We are cognizant that Congress last extended many of these clean-energy tax credits with the understanding that they would eventually begin to be phased out. However, for many of us who served in 2015 when that bipartisan, bicameral agreement was reached, the facts on the ground have now changed demonstrably. The latest extension and phase-out of these clean-energy tax credits were intended to serve as a bridge to the implementation of the EPA’s Clean Power Plan (CPP), among a suite of other regulations and policies to reduce carbon emissions. This is no longer the case. The Trump Administration’s efforts to undermine the CPP and other commonsense safeguards for new and existing power plants, relax fuel economy standards for cars and trucks, curtail potent methane emissions, and withdraw the United States from the Paris Climate Accords have fundamentally altered the framework by which the 2015 agreement was reached.
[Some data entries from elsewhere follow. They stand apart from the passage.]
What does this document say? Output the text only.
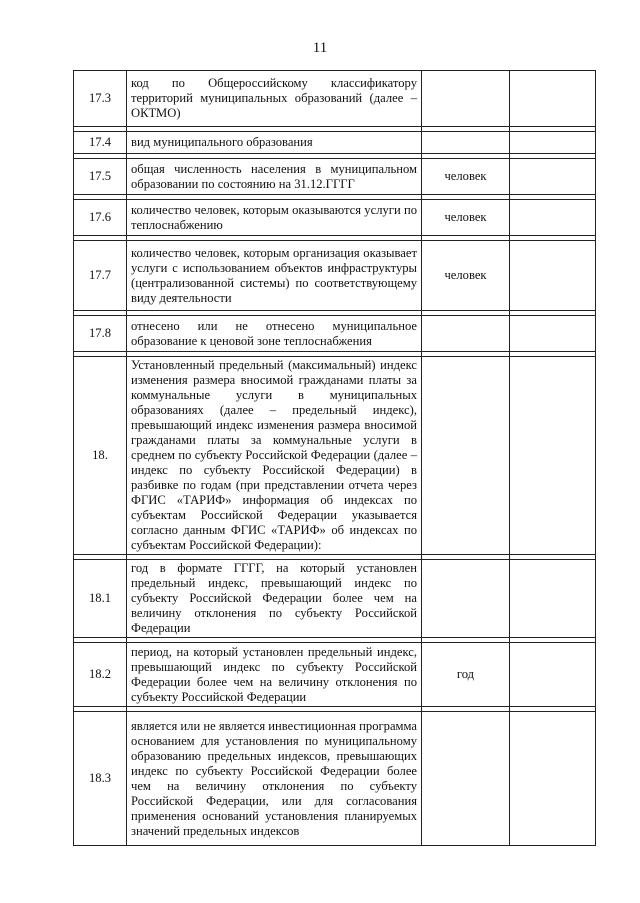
11
17.3	код по Общероссийскому классификатору территорий муниципальных образований (далее – ОКТМО)		

17.4	вид муниципального образования		

17.5	общая численность населения в муниципальном образовании по состоянию на 31.12.ГГГГ	человек	

17.6	количество человек, которым оказываются услуги по теплоснабжению	человек	

17.7	количество человек, которым организация оказывает услуги с использованием объектов инфраструктуры (централизованной системы) по соответствующему виду деятельности	человек	

17.8	отнесено или не отнесено муниципальное образование к ценовой зоне теплоснабжения		

18.	Установленный предельный (максимальный) индекс изменения размера вносимой гражданами платы за коммунальные услуги в муниципальных образованиях (далее – предельный индекс), превышающий индекс изменения размера вносимой гражданами платы за коммунальные услуги в среднем по субъекту Российской Федерации (далее – индекс по субъекту Российской Федерации) в разбивке по годам (при представлении отчета через ФГИС «ТАРИФ» информация об индексах по субъектам Российской Федерации указывается согласно данным ФГИС «ТАРИФ» об индексах по субъектам Российской Федерации):		

18.1	год в формате ГГГГ, на который установлен предельный индекс, превышающий индекс по субъекту Российской Федерации более чем на величину отклонения по субъекту Российской Федерации		

18.2	период, на который установлен предельный индекс, превышающий индекс по субъекту Российской Федерации более чем на величину отклонения по субъекту Российской Федерации	год	

18.3	является или не является инвестиционная программа основанием для установления по муниципальному образованию предельных индексов, превышающих индекс по субъекту Российской Федерации более чем на величину отклонения по субъекту Российской Федерации, или для согласования применения оснований установления планируемых значений предельных индексов		
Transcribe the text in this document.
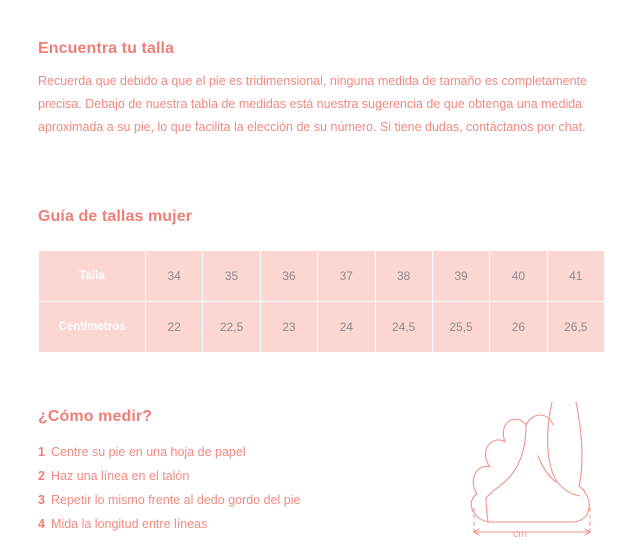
Encuentra tu talla

Recuerda que debido a que el pie es tridimensional, ninguna medida de tamaño es completamente precisa. Debajo de nuestra tabla de medidas está nuestra sugerencia de que obtenga una medida aproximada a su pie, lo que facilita la elección de su número. Si tiene dudas, contáctanos por chat.

Guía de tallas mujer
Talla	34	35	36	37	38	39	40	41
Centímetros	22	22,5	23	24	24,5	25,5	26	26,5
¿Cómo medir?
1 Centre su pie en una hoja de papel
2 Haz una línea en el talón
3 Repetir lo mismo frente al dedo gordo del pie
4 Mida la longitud entre líneas
cm
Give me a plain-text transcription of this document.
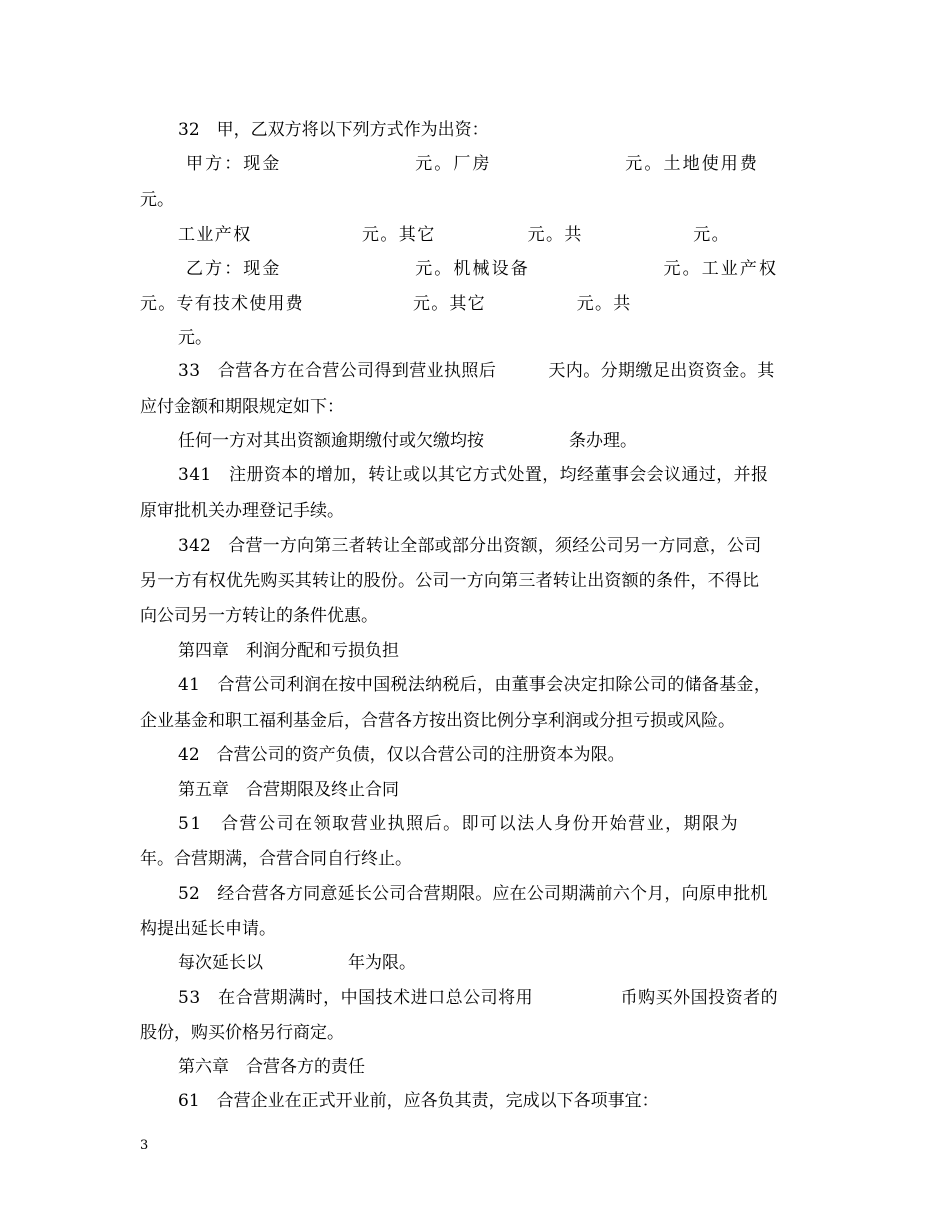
32　甲，乙双方将以下列方式作为出资：
甲方：现金　　　　　　　元。厂房　　　　　　　元。土地使用费
元。
工业产权　　　　　　元。其它　　　　　元。共　　　　　　元。
乙方：现金　　　　　　　元。机械设备　　　　　　　元。工业产权
元。专有技术使用费　　　　　　元。其它　　　　　元。共
元。
33　合营各方在合营公司得到营业执照后　　　天内。分期缴足出资资金。其
应付金额和期限规定如下：
任何一方对其出资额逾期缴付或欠缴均按　　　　　条办理。
341　注册资本的增加，转让或以其它方式处置，均经董事会会议通过，并报
原审批机关办理登记手续。
342　合营一方向第三者转让全部或部分出资额，须经公司另一方同意，公司
另一方有权优先购买其转让的股份。公司一方向第三者转让出资额的条件，不得比
向公司另一方转让的条件优惠。
第四章　利润分配和亏损负担
41　合营公司利润在按中国税法纳税后，由董事会决定扣除公司的储备基金，
企业基金和职工福利基金后，合营各方按出资比例分享利润或分担亏损或风险。
42　合营公司的资产负债，仅以合营公司的注册资本为限。
第五章　合营期限及终止合同
51　合营公司在领取营业执照后。即可以法人身份开始营业，期限为
年。合营期满，合营合同自行终止。
52　经合营各方同意延长公司合营期限。应在公司期满前六个月，向原申批机
构提出延长申请。
每次延长以　　　　　年为限。
53　在合营期满时，中国技术进口总公司将用　　　　　币购买外国投资者的
股份，购买价格另行商定。
第六章　合营各方的责任
61　合营企业在正式开业前，应各负其责，完成以下各项事宜：
3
As such, we would encourage the Ways and Means Committee to continue tax incentives for clean-energy technologies in order for the United States to remain on track to meet its commitments under the Obama Administration to the Paris Climate Accords.
We appreciate your consideration of this request, and look forward to working with you and other Members of the Committee to advance common sense legislation that invests in home-grown clean energy.